Dispositivo dell'art. 280 Codice dell'ambiente

1. Sono abrogati, escluse le disposizioni di cui il presente decreto preveda l'ulteriore vigenza e:

  1. a) il decreto del Presidente della Repubblica 24 maggio 1988, n. 203;
  2. b) l'articolo 4 della legge 4 novembre 1997, n. 413;
  3. c) l'articolo 12, comma 8, del decreto legislativo 29 dicembre 2003, n. 387;
  4. d) il decreto del Ministro dell'ambiente 10 marzo 1987, n. 105;
  5. e) il decreto del Ministro dell'ambiente 8 maggio 1989;
  6. f) il decreto del Presidente del Consiglio dei Ministri 21 luglio 1989;
  7. g) il decreto del Ministro dell'ambiente 12 luglio 1990;
  8. h) il decreto del Presidente della Repubblica 25 luglio 1991;
  9. i) il decreto del Ministro dell'ambiente 21 dicembre 1995;
  10. l) il decreto del Ministro dell'ambiente del 16 maggio 1996;
  11. m) il decreto del Ministro dell'ambiente 20 gennaio 1999, n. 76;
  12. n) il decreto del Ministro dell'ambiente 21 gennaio 2000, n. 107;
  13. o) il decreto del Ministro dell'ambiente e della tutela del territorio e del mare 16 gennaio 2004, n. 44.

Massime relative all'art. 280 Codice dell'ambiente

Cass. pen. n. 35232/2007

In tema di inquinamento atmosferico, il reato di cui all'art. 25 del D.P.R. 24 maggio 1988, n. 203 (oggi abrogato e sostituito dall'art. 279 del D.Lgs. 3 aprile 2006, n. 152) che punisce l'esercizio di un impianto esistente in difetto di autorizzazione, è configurabile indipendentemente dalla circostanza che le emissioni superino i valori limite stabiliti, in quanto non si tratta di un reato di danno ma di un reato formale o di condotta che tende a garantire un controllo preventivo da parte della P.A. (In motivazione la Corte, nell'enunciare il predetto principio, ha ulteriormente precisato che il bene tutelato dalla norma penale è l'interesse dell'amministrazione competente a controllare preventivamente la funzionalità e potenzialità inquinante degli impianti esistenti o nuovi). (Dichiara inammissibile, Trib.

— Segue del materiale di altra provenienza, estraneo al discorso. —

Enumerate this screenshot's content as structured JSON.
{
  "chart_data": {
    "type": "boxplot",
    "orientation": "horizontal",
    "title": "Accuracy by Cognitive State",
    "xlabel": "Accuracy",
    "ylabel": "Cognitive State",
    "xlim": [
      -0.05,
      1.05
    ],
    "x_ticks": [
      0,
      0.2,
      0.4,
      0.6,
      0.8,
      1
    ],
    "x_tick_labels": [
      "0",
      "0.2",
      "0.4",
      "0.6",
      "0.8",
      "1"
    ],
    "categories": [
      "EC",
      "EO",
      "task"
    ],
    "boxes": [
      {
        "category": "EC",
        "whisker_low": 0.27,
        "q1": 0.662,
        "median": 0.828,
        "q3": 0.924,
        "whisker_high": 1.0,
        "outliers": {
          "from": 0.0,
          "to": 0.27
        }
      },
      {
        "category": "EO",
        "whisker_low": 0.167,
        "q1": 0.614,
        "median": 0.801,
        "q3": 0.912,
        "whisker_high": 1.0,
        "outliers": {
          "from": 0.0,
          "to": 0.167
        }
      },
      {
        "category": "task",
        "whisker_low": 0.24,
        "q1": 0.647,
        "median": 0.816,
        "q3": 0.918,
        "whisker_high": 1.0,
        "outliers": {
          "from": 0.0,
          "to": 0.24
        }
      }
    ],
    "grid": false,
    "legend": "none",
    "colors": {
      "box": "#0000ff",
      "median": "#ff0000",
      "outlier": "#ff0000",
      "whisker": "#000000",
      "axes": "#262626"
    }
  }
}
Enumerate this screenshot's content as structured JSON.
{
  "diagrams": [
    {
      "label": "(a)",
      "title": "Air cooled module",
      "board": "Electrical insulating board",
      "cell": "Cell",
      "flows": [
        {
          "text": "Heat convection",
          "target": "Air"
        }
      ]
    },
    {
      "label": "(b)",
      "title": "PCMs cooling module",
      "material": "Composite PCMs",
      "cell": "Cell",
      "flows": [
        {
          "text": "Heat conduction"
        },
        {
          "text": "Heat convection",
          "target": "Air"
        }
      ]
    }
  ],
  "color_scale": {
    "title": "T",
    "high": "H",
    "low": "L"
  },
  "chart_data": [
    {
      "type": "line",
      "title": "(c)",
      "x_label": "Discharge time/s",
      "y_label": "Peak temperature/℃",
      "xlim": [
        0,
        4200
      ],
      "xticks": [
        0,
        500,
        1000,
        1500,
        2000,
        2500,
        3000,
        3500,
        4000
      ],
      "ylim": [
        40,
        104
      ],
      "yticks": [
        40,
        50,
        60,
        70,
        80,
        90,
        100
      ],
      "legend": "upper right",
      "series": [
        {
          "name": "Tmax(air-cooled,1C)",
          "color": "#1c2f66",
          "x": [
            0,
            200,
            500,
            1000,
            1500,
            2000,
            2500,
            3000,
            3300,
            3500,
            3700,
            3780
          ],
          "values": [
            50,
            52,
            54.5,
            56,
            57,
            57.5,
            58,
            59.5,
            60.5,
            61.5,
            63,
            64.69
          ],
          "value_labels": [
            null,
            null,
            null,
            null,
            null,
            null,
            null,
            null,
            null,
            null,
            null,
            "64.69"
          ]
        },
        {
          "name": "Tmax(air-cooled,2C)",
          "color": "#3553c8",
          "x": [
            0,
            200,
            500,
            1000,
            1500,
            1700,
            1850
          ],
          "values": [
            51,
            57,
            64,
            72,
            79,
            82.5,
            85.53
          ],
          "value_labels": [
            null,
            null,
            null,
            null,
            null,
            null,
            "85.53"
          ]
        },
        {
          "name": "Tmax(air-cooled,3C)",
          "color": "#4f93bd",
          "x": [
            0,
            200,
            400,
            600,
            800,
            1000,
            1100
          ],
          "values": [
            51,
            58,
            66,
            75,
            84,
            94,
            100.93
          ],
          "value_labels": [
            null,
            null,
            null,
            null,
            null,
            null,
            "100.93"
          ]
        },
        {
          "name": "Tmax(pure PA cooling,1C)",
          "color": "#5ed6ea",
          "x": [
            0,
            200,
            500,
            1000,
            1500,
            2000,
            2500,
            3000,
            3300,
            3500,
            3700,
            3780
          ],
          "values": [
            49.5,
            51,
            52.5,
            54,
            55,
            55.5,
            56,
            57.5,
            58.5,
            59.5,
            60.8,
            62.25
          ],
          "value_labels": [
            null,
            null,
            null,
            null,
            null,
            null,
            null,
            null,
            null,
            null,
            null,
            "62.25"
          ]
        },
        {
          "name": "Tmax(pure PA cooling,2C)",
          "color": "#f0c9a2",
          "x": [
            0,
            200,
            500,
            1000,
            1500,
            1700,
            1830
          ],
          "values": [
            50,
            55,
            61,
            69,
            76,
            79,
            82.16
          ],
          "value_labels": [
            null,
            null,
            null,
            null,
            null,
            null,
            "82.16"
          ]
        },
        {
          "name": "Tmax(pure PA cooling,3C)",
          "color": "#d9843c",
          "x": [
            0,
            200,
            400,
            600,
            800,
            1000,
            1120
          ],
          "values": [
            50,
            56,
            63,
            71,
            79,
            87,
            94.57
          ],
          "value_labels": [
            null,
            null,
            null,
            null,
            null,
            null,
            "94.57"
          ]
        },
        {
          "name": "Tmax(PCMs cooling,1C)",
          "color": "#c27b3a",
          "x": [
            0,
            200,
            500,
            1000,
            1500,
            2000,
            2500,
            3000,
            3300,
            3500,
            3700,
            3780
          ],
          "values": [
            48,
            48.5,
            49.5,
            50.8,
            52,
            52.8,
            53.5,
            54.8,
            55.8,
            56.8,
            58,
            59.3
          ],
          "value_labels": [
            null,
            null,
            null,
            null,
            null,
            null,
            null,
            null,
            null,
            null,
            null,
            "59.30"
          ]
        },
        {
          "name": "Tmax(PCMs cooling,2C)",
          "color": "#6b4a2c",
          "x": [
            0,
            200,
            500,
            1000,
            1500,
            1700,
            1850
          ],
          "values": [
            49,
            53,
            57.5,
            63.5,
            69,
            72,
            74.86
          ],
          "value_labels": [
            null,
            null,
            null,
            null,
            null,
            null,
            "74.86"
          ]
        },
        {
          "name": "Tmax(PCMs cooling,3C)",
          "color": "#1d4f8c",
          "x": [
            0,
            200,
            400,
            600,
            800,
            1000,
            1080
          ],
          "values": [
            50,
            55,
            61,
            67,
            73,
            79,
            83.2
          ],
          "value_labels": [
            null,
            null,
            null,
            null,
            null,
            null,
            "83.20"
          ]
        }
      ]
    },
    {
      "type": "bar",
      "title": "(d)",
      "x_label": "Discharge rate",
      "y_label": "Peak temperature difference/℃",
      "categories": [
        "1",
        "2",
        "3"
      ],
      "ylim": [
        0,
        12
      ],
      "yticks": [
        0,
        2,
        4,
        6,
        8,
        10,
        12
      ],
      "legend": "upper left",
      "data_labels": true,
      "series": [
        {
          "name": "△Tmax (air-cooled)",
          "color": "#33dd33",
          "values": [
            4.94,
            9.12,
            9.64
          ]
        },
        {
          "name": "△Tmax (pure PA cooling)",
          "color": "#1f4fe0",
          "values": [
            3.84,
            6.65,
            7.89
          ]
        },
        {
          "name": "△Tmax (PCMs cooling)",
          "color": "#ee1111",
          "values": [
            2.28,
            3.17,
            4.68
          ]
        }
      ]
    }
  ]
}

Vicenza, 23 Ottobre 2006).

Cass. pen. n. 40964/2006

La condotta del reato di cui all'art. 25, D.P.R. n. 203/1988 (esercizio di impianto senza richiesta di autorizzazione) è incriminata soltanto quando esista il presupposto previsto dalla legge, che si tratti cioè di un impianto capace di produrre emissioni nell'atmosfera. Mancando questo presupposto, la gestione dell'impianto non è soggetta alla richiesta di autorizzazione. Queste considerazioni diventano ancora più cogenti dopo l'entrata in vigore del D.Lgs. 3 aprile 2006, n. 152 (norme in materia ambientale), che con l'art. 280 ha abrogato il D.P.R. n. 203/1988, riordinando, coordinando e integrando la disciplina abrogata in una nuova normativa contenuta nella Parte Quinta (norme in materia di tutela dell'aria e di riduzione delle emissioni in atmosfera). Invero l'art. 267, comma 1, definisce in modo più rigoroso e restrittivo il presupposto del reato, che non è più la generica possibilità (come nella disciplina previgente), ma la concreta attività di produzione delle emissioni da parte dell'impianto. Il reato di esercizio di impianto senza richiesta di autorizzazione, di cui all'art. 25 del D.P.R. 24 maggio 1988 n. 203, si configura soltanto quando l'impianto sia concretamente in grado di produrre emissioni nell'atmosfera, come più esplicitamente disciplinato dal D.Lgs 3 aprile 2006 n. 152, che con l'art. 280 ha abrogato il citato D.P.R. n. 203, il cui art. 267, comma primo, prevede quale presupposto del reato non la generica possibilità, ma la concreta attività di produzione delle emissioni da parte dell'impianto. (In applicazione di tale principio la Corte ha escluso il reato in un caso nel quale le polveri prodotte durante il ciclo industriale non erano aspirate all'esterno e rimanevano all'interno dello stabilimento). (Rigetta, Trib. lib. Napoli, 19 Settembre 2005).